Они занесли чемоданы в гостиницу. Ужинать там было уже поздно, и Маша решила, что они устроят пикник. В еще розовом небе взошла круглая луна. Они пошли по дороге вдоль стен Кремля: внизу, под ногами, река, вокзал, мерцание огней. Пересекли сквер, пахнувший флоксами и петуниями, где возвышалась церковь; на скамейках обнимались парочки.
– Можно остановиться здесь, – предложила Николь.
– Лучше чуть подальше, – ответила Маша.
Она командовала, они повиновались; Николь это забавляло, потому что повиноваться она не привыкла.
Они двинулись дальше и зашли в другой сквер, окружавший другую церковь.
– Давайте здесь, – сказала Маша. – Это самая красивая церковь во Владимире.
Тоненькая, стройная, увенчанная одной золоченой луковкой, в белом платье, покрытом до середины тонкой вышивкой. Великолепная в своей простоте. Они сели, и Маша распаковала припасы.

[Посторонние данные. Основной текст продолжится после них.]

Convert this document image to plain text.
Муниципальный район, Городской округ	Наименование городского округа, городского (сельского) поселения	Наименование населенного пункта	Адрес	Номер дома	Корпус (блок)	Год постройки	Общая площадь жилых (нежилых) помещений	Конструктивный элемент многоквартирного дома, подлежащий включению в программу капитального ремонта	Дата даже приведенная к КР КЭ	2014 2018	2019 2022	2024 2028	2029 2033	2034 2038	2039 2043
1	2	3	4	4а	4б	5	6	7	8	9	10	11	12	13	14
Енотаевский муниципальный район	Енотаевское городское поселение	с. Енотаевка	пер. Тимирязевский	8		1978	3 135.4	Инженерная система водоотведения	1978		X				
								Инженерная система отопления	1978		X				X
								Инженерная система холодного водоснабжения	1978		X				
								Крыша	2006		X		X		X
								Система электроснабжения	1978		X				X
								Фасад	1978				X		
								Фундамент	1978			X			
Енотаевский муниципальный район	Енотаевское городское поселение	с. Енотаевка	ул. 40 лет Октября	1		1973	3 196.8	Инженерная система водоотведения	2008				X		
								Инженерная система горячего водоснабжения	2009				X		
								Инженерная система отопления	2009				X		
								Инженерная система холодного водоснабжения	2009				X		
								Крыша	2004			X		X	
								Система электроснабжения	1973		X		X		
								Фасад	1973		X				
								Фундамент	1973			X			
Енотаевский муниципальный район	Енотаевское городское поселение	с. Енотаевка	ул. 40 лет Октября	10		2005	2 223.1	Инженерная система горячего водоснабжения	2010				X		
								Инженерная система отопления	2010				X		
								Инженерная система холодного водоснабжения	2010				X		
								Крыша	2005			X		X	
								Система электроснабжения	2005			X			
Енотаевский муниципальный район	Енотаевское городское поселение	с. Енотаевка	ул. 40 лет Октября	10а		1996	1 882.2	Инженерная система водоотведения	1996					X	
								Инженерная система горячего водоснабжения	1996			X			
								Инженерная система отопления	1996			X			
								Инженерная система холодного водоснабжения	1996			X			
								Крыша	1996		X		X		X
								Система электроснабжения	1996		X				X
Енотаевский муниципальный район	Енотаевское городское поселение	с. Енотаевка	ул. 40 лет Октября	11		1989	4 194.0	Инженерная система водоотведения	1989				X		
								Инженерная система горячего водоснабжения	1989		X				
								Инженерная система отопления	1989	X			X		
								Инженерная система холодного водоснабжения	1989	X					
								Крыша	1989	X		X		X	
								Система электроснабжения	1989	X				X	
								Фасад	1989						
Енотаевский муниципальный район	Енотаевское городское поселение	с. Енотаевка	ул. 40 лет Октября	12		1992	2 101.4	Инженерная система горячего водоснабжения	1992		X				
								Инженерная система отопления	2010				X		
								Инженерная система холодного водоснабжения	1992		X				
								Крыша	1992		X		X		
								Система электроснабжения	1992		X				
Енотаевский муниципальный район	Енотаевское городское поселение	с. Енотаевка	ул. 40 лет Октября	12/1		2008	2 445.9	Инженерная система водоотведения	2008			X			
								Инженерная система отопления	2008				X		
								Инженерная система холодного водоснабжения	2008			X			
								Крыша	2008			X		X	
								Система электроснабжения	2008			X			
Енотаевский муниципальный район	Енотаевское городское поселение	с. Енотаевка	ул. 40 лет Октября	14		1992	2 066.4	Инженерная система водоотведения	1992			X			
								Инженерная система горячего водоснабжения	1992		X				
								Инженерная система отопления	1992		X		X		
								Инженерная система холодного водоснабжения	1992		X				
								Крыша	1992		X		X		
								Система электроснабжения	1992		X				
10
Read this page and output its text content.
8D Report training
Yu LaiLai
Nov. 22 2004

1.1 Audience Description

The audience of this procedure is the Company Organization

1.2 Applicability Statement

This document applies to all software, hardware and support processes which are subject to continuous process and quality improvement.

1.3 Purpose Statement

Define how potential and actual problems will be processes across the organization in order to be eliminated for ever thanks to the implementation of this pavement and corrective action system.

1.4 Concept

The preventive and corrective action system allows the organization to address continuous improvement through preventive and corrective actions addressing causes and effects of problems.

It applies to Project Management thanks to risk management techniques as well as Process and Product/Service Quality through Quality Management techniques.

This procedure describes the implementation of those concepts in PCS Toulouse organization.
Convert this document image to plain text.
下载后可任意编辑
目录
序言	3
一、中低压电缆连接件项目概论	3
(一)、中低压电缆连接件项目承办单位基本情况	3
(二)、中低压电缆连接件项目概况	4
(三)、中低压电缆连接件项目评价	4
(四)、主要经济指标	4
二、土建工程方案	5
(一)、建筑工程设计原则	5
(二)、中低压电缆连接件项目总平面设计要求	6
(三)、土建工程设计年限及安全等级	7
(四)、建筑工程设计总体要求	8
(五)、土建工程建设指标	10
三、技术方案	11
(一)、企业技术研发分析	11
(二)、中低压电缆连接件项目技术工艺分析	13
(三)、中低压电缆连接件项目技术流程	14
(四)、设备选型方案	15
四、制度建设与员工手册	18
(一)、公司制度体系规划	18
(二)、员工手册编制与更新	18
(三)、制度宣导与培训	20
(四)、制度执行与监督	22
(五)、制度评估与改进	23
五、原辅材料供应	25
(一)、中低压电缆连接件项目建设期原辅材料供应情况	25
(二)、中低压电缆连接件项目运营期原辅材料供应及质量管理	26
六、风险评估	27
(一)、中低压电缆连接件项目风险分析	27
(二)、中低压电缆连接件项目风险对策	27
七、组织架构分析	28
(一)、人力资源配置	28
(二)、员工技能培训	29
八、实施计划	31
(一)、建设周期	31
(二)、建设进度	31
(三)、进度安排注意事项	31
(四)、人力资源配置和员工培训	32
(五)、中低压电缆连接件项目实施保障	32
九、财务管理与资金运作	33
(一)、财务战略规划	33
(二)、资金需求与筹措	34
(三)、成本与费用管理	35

– Мне только пару крутых яиц, – сказала Николь.
– Вы не проголодались?
– Проголодалась. Но не хочу полнеть.
– Ах! Бросьте, не думайте об этом, – фыркнула Маша. – Поешьте как следует!
Ворчливый, сердитый голос Маши заставил Николь улыбнуться: никто не говорил с ней в таком тоне. Она надкусила пирожок.
– А Юрий и Василий так же послушны, как я?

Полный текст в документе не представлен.